The format of the CEO summit sees groups of six entrepreneurs sitting at each table, working with selected mentors. “We ask them what are the barriers to growing their business,” says Coyle. “And we'll be addressing subjects such as how to grow internationally, how to attract talent, and how to raise finance.”

Mentors include successful founders from the UK and - as the title of the event suggests – business leaders who have started and grown businesses in the Bay Area and elsewhere in the US. VCs are also represented. Coyle says the input of 'Silicon Valley' as a hugely important aspect of the event.

The Scale Up Mindset

“One of the biggest insights relates to mindset,” she says. “For instance, VCs in the US are thinking about scale up right from the beginning and are much less concerned initially with profit and revenue.” As Coyle sees it, this emphasis on long term goals is an inspiration to the UK CEOs. “We want our CEOs to be more ambitious,” she says.
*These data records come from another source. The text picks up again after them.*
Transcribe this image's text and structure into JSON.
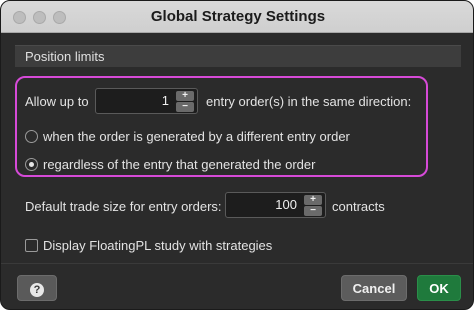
{
  "window": {
    "title": "Global Strategy Settings"
  },
  "section": {
    "title": "Position limits"
  },
  "limits": {
    "allow_up_to_label": "Allow up to",
    "entry_orders_value": "1",
    "entry_orders_suffix": "entry order(s) in the same direction:",
    "radio_options": [
      {
        "label": "when the order is generated by a different entry order",
        "selected": false
      },
      {
        "label": "regardless of the entry that generated the order",
        "selected": true
      }
    ]
  },
  "trade_size": {
    "label": "Default trade size for entry orders:",
    "value": "100",
    "unit": "contracts"
  },
  "floating_pl": {
    "label": "Display FloatingPL study with strategies",
    "checked": false
  },
  "footer": {
    "help_icon": "?",
    "cancel_label": "Cancel",
    "ok_label": "OK"
  },
  "colors": {
    "highlight": "#d64ad8",
    "ok_button": "#1f7a3c",
    "background": "#2b2b2b"
  },
  "icons": {
    "stepper_up": "plus-icon",
    "stepper_down": "minus-icon",
    "help": "question-icon"
  }
}
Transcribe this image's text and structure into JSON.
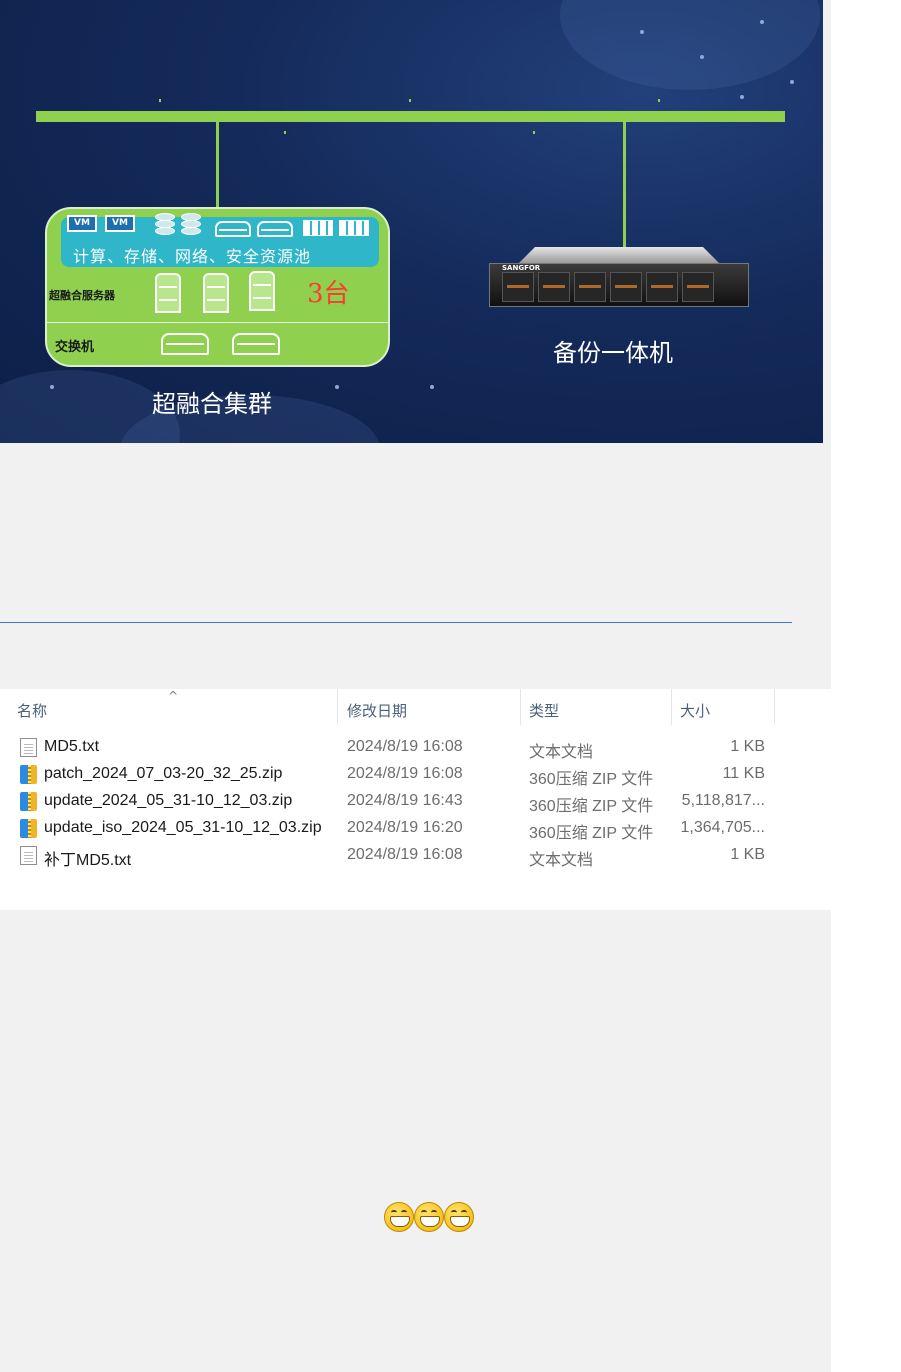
{
  "diagram": {
    "cluster": {
      "pool_label": "计算、存储、网络、安全资源池",
      "servers_label": "超融合服务器",
      "servers_count": "3台",
      "switch_label": "交换机",
      "vm_label": "VM",
      "caption": "超融合集群"
    },
    "appliance": {
      "brand": "SANGFOR",
      "caption": "备份一体机"
    },
    "colors": {
      "bus": "#8fd14f",
      "background": "#142a5a",
      "pool": "#2fb6c8",
      "count": "#ff3b30"
    }
  },
  "explorer": {
    "columns": {
      "name": "名称",
      "date": "修改日期",
      "type": "类型",
      "size": "大小"
    },
    "sort_indicator": "^",
    "files": [
      {
        "icon": "text-file-icon",
        "name": "MD5.txt",
        "date": "2024/8/19 16:08",
        "type": "文本文档",
        "size": "1 KB"
      },
      {
        "icon": "zip-archive-icon",
        "name": "patch_2024_07_03-20_32_25.zip",
        "date": "2024/8/19 16:08",
        "type": "360压缩 ZIP 文件",
        "size": "11 KB"
      },
      {
        "icon": "zip-archive-icon",
        "name": "update_2024_05_31-10_12_03.zip",
        "date": "2024/8/19 16:43",
        "type": "360压缩 ZIP 文件",
        "size": "5,118,817..."
      },
      {
        "icon": "zip-archive-icon",
        "name": "update_iso_2024_05_31-10_12_03.zip",
        "date": "2024/8/19 16:20",
        "type": "360压缩 ZIP 文件",
        "size": "1,364,705..."
      },
      {
        "icon": "text-file-icon",
        "name": "补丁MD5.txt",
        "date": "2024/8/19 16:08",
        "type": "文本文档",
        "size": "1 KB"
      }
    ]
  },
  "emoticons": [
    "grin-emoji-icon",
    "grin-emoji-icon",
    "grin-emoji-icon"
  ]
}
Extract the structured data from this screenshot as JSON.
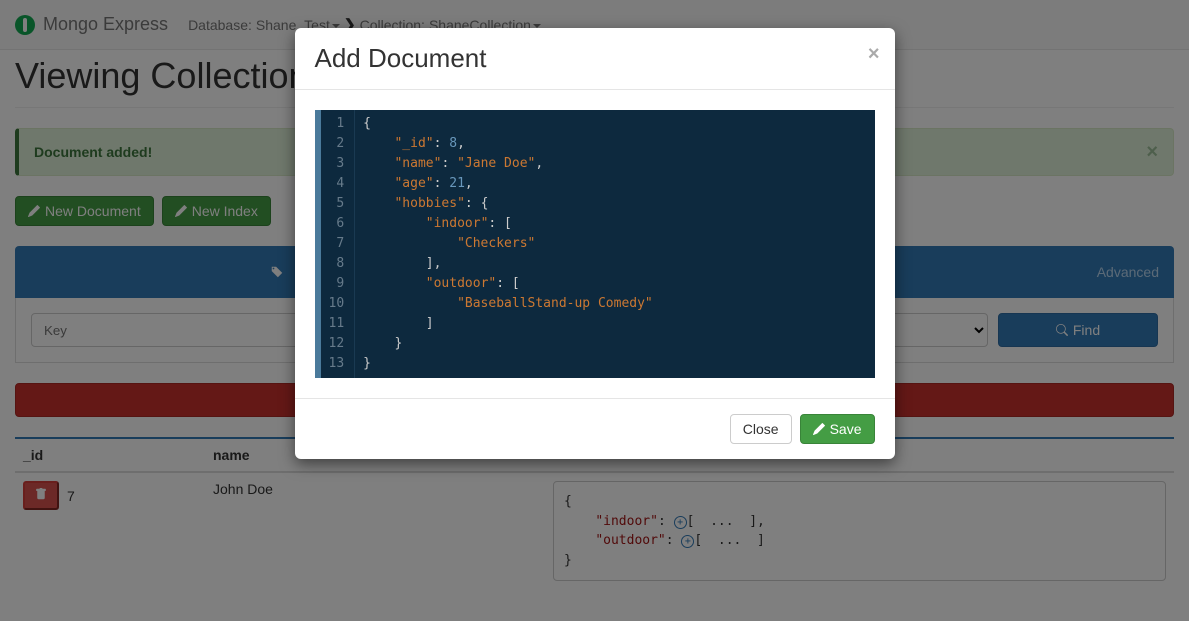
{
  "navbar": {
    "brand": "Mongo Express",
    "db_label": "Database:",
    "db_name": "Shane_Test",
    "coll_label": "Collection:",
    "coll_name": "ShaneCollection"
  },
  "page": {
    "title": "Viewing Collection: ShaneCollection"
  },
  "alert": {
    "text": "Document added!"
  },
  "buttons": {
    "new_document": "New Document",
    "new_index": "New Index",
    "find": "Find",
    "close": "Close",
    "save": "Save"
  },
  "search": {
    "advanced_label": "Advanced",
    "key_placeholder": "Key"
  },
  "table": {
    "headers": {
      "id": "_id",
      "name": "name"
    },
    "rows": [
      {
        "id": "7",
        "name": "John Doe"
      }
    ]
  },
  "hobbies_preview": {
    "indoor_key": "\"indoor\"",
    "outdoor_key": "\"outdoor\"",
    "placeholder": "..."
  },
  "modal": {
    "title": "Add Document",
    "code_lines": [
      "{",
      "    \"_id\": 8,",
      "    \"name\": \"Jane Doe\",",
      "    \"age\": 21,",
      "    \"hobbies\": {",
      "        \"indoor\": [",
      "            \"Checkers\"",
      "        ],",
      "        \"outdoor\": [",
      "            \"BaseballStand-up Comedy\"",
      "        ]",
      "    }",
      "}"
    ]
  },
  "chart_data": {
    "type": "table",
    "document": {
      "_id": 8,
      "name": "Jane Doe",
      "age": 21,
      "hobbies": {
        "indoor": [
          "Checkers"
        ],
        "outdoor": [
          "BaseballStand-up Comedy"
        ]
      }
    }
  }
}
Coyle does however, stress that the event is about more than UK companies learning from their US counterparts. Speakers at this year's SVC2UK include US Chief Technology Officer Megan Smith and Corinna Zarek, Deputy Chief Technology Office at the White House. Coyle says their presence reflects strong interest in the technology coming out of the UK. This interest, she adds, is increasingly shared by American VCs.

So does that mean that the cream of Britain's technology companies will be lured to the Bay Area by VC money? Not necessarily. According to Coyle, US investors are content that UK companies remain headquartered on this side of the Atlantic as long as they establish a presence in North America.”

Over its 10 year history SVC2UK has helped around 400 early stage companies and played host to more than 170 entrepreneurs and VCs from Silicon Valley. Some genuine success stories have taken advantage of the initiative. Coyle cites Scale up Club alumni TransferWise, SkyScanner, both valued at over $1bn. This year's members include hybrid crowdfunding venture, the Syndicate Room, e-commerce personalisation company, Dressepi and app commerce business, Poq.

For participants it represents a chance not only to take advantage of mentoring opportunities but,perhaps more importantly. to do some heavy duty networking with some of the global digital economy's most prominent movers and shakers.